Carew Creek Falls (also referred to as just Carew Falls) was an early morning waterfall adventure for me as I left from the town of Greymouth.
Typically, I’d imagine this could also be a detour from the Arthur’s Pass area since it sat not far off the Arthur’s Pass Highway (SH73).
This reportedly 30m waterfall had a bit of a rivuleted appearance given the rough but polished underlying rock that give the falls such texture.
What I remembered most about this waterfall was that it faced the southwestern shores of Lake Brunner while it was also a quiet and serene experience (though my early morning start might have had something to do with that).
Accessing Carew Creek Falls
From the signposted car park (see directions below), I then proceeded to walk through a forested path for about 15 minutes in each direction.
I think the guidance from the Department of Conservation (DoC) said it was an hour return.
However, I’d imagine that given the time it took me to do it, their pace would be more of a real leisurely stroll.
After getting through the bush, I then got onto an open rocky surface where I found myself in front of the pleasing waterfall.
I did have to exercise some caution to minimize the risk of a slip and fall, however.
But I thoroughly enjoyed viewing the falls then turning around to get a look back at Carew Creek making its way down to Lake Brunner.
When I returned to the car, I did a little bit of some more exploring around the Lake Brunner Lodge area, and that was when I realized that this waterfall could also be seen (somewhat) from around the lodge.
That said, I’d imagine even better contextual views of the falls could be had from being on Lake Brunner itself (provided you could find a way to get access to a boat).
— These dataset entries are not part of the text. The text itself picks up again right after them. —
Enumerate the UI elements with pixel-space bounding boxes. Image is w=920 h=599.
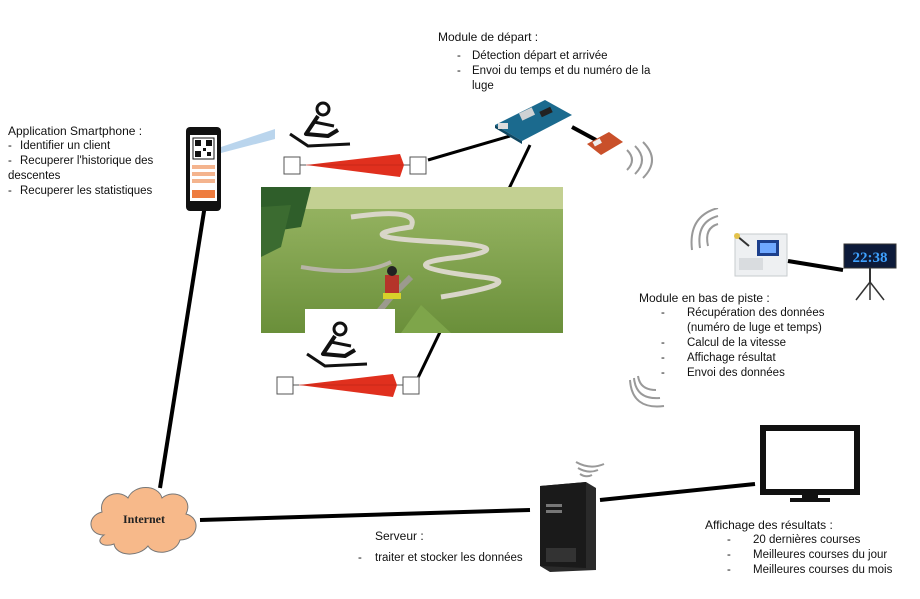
radio-module-icon [587,132,653,179]
server-monitor-link [599,482,756,502]
track-photo [261,187,563,333]
clock-digits: 22:38 [853,250,888,266]
server-tower-icon [540,461,605,572]
top-sensor-board-link [427,134,511,162]
results-display-item: -20 dernières courses [727,534,861,546]
wireless-waves-icon [629,375,665,408]
results-display-text: Affichage des résultats : -20 dernières … [705,517,892,578]
top-sensor-beam [283,154,427,177]
start-module-title: Module de départ : [438,30,539,44]
internet-server-link [199,508,531,522]
internet-cloud-icon: Internet [90,487,197,555]
digital-clock-display: 22:38 [843,243,897,301]
results-display-item: - Meilleures courses du jour [727,549,888,561]
smartphone-app-text: Application Smartphone : - Identifier un … [8,123,153,199]
start-module-text: Module de départ : - Détection départ et … [438,29,650,94]
bottom-module-item: (numéro de luge et temps) [687,322,822,334]
bottom-module-text: Module en bas de piste : - Récupération d… [639,290,824,381]
bottom-module-board-icon [734,233,788,277]
sled-rider-icon [306,321,368,368]
start-module-item: luge [472,80,494,92]
bottom-module-item: - Récupération des données [661,307,825,319]
smartphone-app-item: - Recuperer les statistiques [8,185,153,197]
smartphone-icon [186,127,275,211]
phone-internet-link [158,204,207,489]
bottom-module-item: - Affichage résultat [661,352,776,364]
server-item: - traiter et stocker les données [358,552,523,564]
bottom-module-title: Module en bas de piste : [639,291,770,305]
wireless-waves-icon [690,208,719,251]
bottom-module-item: - Envoi des données [661,367,785,379]
server-text: Serveur : - traiter et stocker les donnée… [358,528,523,566]
bottom-module-item: - Calcul de la vitesse [661,337,787,349]
results-monitor-icon [760,425,860,502]
smartphone-app-title: Application Smartphone : [8,124,143,138]
results-display-item: - Meilleures courses du mois [727,564,893,576]
bottom-sensor-beam [276,374,420,397]
sled-rider-icon [289,101,351,148]
internet-label: Internet [123,512,165,526]
module-clock-link [787,259,844,272]
smartphone-app-item: descentes [8,170,61,182]
smartphone-app-item: - Recuperer l'historique des [8,155,154,167]
smartphone-app-item: - Identifier un client [8,140,111,152]
start-module-item: - Détection départ et arrivée [457,50,608,62]
server-title: Serveur : [375,529,424,543]
results-display-title: Affichage des résultats : [705,518,833,532]
start-module-board-icon [495,100,572,144]
start-module-item: - Envoi du temps et du numéro de la [457,65,651,77]
board-radio-link [571,125,597,142]
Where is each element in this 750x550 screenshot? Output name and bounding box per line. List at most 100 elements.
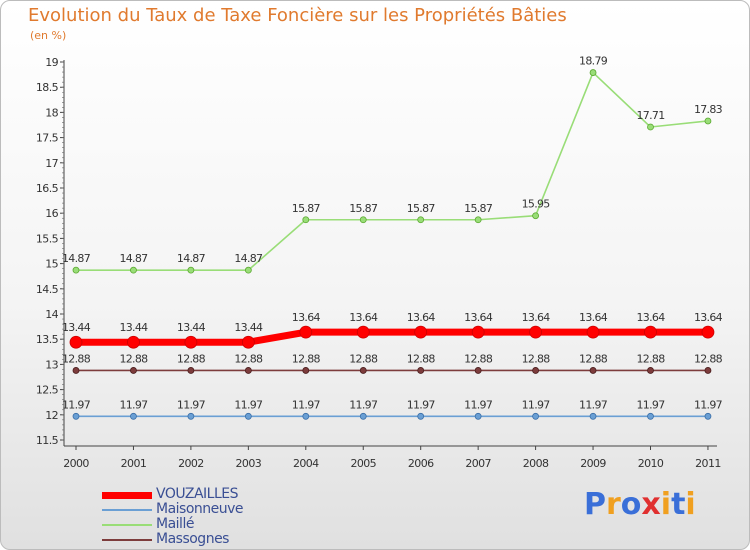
series-line-maill-: [76, 71, 709, 271]
data-point-maisonneuve: [474, 412, 482, 420]
y-tick-label: 15.5: [36, 232, 59, 245]
data-label-massognes: 12.88: [407, 352, 436, 365]
data-label-massognes: 12.88: [349, 352, 378, 365]
series-line-vouzailles: [76, 328, 708, 346]
logo-letter: P: [584, 487, 606, 522]
data-point-massognes: [532, 367, 539, 374]
data-point-massognes: [704, 367, 712, 374]
data-label-maill-: 18.79: [579, 55, 608, 68]
x-tick-label: 2003: [236, 457, 262, 470]
data-point-maill-: [130, 266, 137, 274]
y-tick-label: 15: [45, 258, 58, 271]
data-point-massognes: [647, 367, 654, 374]
data-point-maill-: [359, 216, 367, 224]
data-label-massognes: 12.88: [637, 352, 666, 365]
data-label-maill-: 15.87: [407, 202, 436, 215]
data-point-maill-: [302, 216, 310, 224]
data-label-maill-: 14.87: [177, 252, 206, 265]
data-label-maill-: 14.87: [62, 252, 91, 265]
data-label-massognes: 12.88: [522, 352, 551, 365]
y-tick-label: 16: [45, 207, 58, 220]
data-point-maill-: [72, 266, 80, 274]
data-label-maill-: 15.87: [292, 202, 321, 215]
data-label-massognes: 12.88: [694, 352, 723, 365]
series-layer: 13.44 13.44 13.44 13.44 13.64 13.64 13.64 13.64…: [62, 55, 723, 420]
x-tick-label: 2001: [121, 457, 147, 470]
legend-label-maill-: Maillé: [156, 516, 194, 532]
data-label-vouzailles: 13.64: [349, 311, 378, 324]
y-tick-label: 14.5: [36, 283, 59, 296]
data-point-vouzailles: [586, 325, 600, 339]
data-point-maill-: [532, 212, 539, 220]
data-point-vouzailles: [69, 335, 83, 349]
x-tick-label: 2006: [408, 457, 434, 470]
data-label-maill-: 14.87: [119, 252, 148, 265]
x-tick-label: 2000: [63, 457, 89, 470]
y-tick-label: 16.5: [36, 182, 59, 195]
data-label-vouzailles: 13.64: [292, 311, 321, 324]
data-point-maill-: [704, 117, 712, 125]
data-point-maisonneuve: [417, 412, 425, 420]
data-point-vouzailles: [414, 325, 428, 339]
data-label-massognes: 12.88: [177, 352, 206, 365]
data-point-massognes: [130, 367, 137, 374]
x-tick-label: 2008: [523, 457, 549, 470]
data-point-maill-: [187, 266, 195, 274]
data-point-maisonneuve: [130, 412, 137, 420]
y-tick-label: 14: [45, 308, 58, 321]
data-label-maill-: 15.87: [349, 202, 378, 215]
data-label-maill-: 17.83: [694, 103, 723, 116]
data-label-maisonneuve: 11.97: [464, 398, 493, 411]
data-point-vouzailles: [701, 325, 715, 339]
data-label-massognes: 12.88: [62, 352, 91, 365]
data-label-maill-: 15.95: [522, 198, 551, 211]
data-point-vouzailles: [471, 325, 485, 339]
data-point-maill-: [474, 216, 482, 224]
axes: 11.5 12 12.5 13 13.5 14 14.5 15 15.5 16 16.5 17 17.5…: [36, 56, 721, 470]
data-label-maisonneuve: 11.97: [349, 398, 378, 411]
data-label-massognes: 12.88: [292, 352, 321, 365]
data-label-vouzailles: 13.44: [62, 321, 91, 334]
data-label-massognes: 12.88: [464, 352, 493, 365]
y-tick-label: 13: [45, 358, 58, 371]
data-point-maisonneuve: [302, 412, 310, 420]
data-point-maill-: [647, 123, 654, 131]
y-tick-label: 18: [45, 106, 58, 119]
x-tick-label: 2011: [695, 457, 721, 470]
proxiti-logo: Proxiti: [584, 487, 696, 522]
data-label-maisonneuve: 11.97: [62, 398, 91, 411]
data-label-maisonneuve: 11.97: [694, 398, 723, 411]
logo-letter: t: [671, 487, 686, 522]
data-label-maill-: 15.87: [464, 202, 493, 215]
data-point-maill-: [589, 69, 597, 76]
data-label-massognes: 12.88: [234, 352, 263, 365]
data-point-massognes: [359, 367, 367, 374]
data-label-maisonneuve: 11.97: [292, 398, 321, 411]
y-tick-label: 12: [45, 409, 58, 422]
data-point-massognes: [302, 367, 310, 374]
logo-letter: i: [685, 487, 696, 522]
data-point-maisonneuve: [72, 412, 80, 420]
data-label-maisonneuve: 11.97: [119, 398, 148, 411]
x-tick-label: 2009: [580, 457, 606, 470]
data-label-vouzailles: 13.64: [637, 311, 666, 324]
data-label-vouzailles: 13.44: [234, 321, 263, 334]
data-point-maisonneuve: [359, 412, 367, 420]
data-point-maisonneuve: [532, 412, 539, 420]
y-tick-label: 18.5: [36, 81, 59, 94]
data-label-maisonneuve: 11.97: [407, 398, 436, 411]
data-point-maisonneuve: [704, 412, 712, 420]
data-point-massognes: [589, 367, 597, 374]
data-label-maisonneuve: 11.97: [522, 398, 551, 411]
data-label-vouzailles: 13.64: [522, 311, 551, 324]
data-label-maill-: 17.71: [637, 109, 665, 122]
x-tick-label: 2010: [638, 457, 664, 470]
data-label-vouzailles: 13.64: [694, 311, 723, 324]
x-tick-label: 2005: [350, 457, 376, 470]
data-point-massognes: [244, 367, 252, 374]
legend-label-massognes: Massognes: [156, 531, 229, 547]
logo-letter: i: [660, 487, 672, 522]
data-label-massognes: 12.88: [579, 352, 608, 365]
data-label-maisonneuve: 11.97: [637, 398, 666, 411]
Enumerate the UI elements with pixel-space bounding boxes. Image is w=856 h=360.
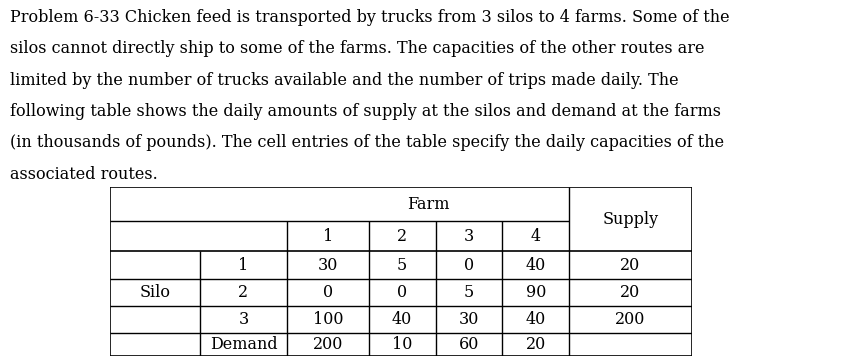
Text: Silo: Silo (140, 284, 170, 301)
Text: 3: 3 (464, 228, 474, 245)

Carew Creek Falls is administered under the jurisdiction of the Department of Conservation. For information or inquiries about the area as well as current conditions, visit their website.
The way I drove to Carew Creek Falls was by going south from the SH6 and SH7 junction in Greymouth for about 18km to the Kumara Junction (I recalled there was one scary bridge where both cars and trains were sharing that bridge during this drive!). Then, I turned left onto SH73 (Arthur’s Pass Highway) and drove about 7.5km to the town of Kumara, where just at the east end of town was the turnoff for the Kumara-Inchbonnie Rd. Turning left onto that road, I then followed it for about 21km (some parts of it were unsealed) before reaching the signposted trailhead just past the Brunner Lodge.
Alternatively, I could have also gone 45km east of the Kumara Junction on SH73 then turning left onto Lake Brunner Rd then leave the road for Kumara-Inchbonnie Rd after 5.5km. Then, take the Kumara-Inchbonnie Rd for another 11.5km to the trailhead on the left just before the Brunner Lodge.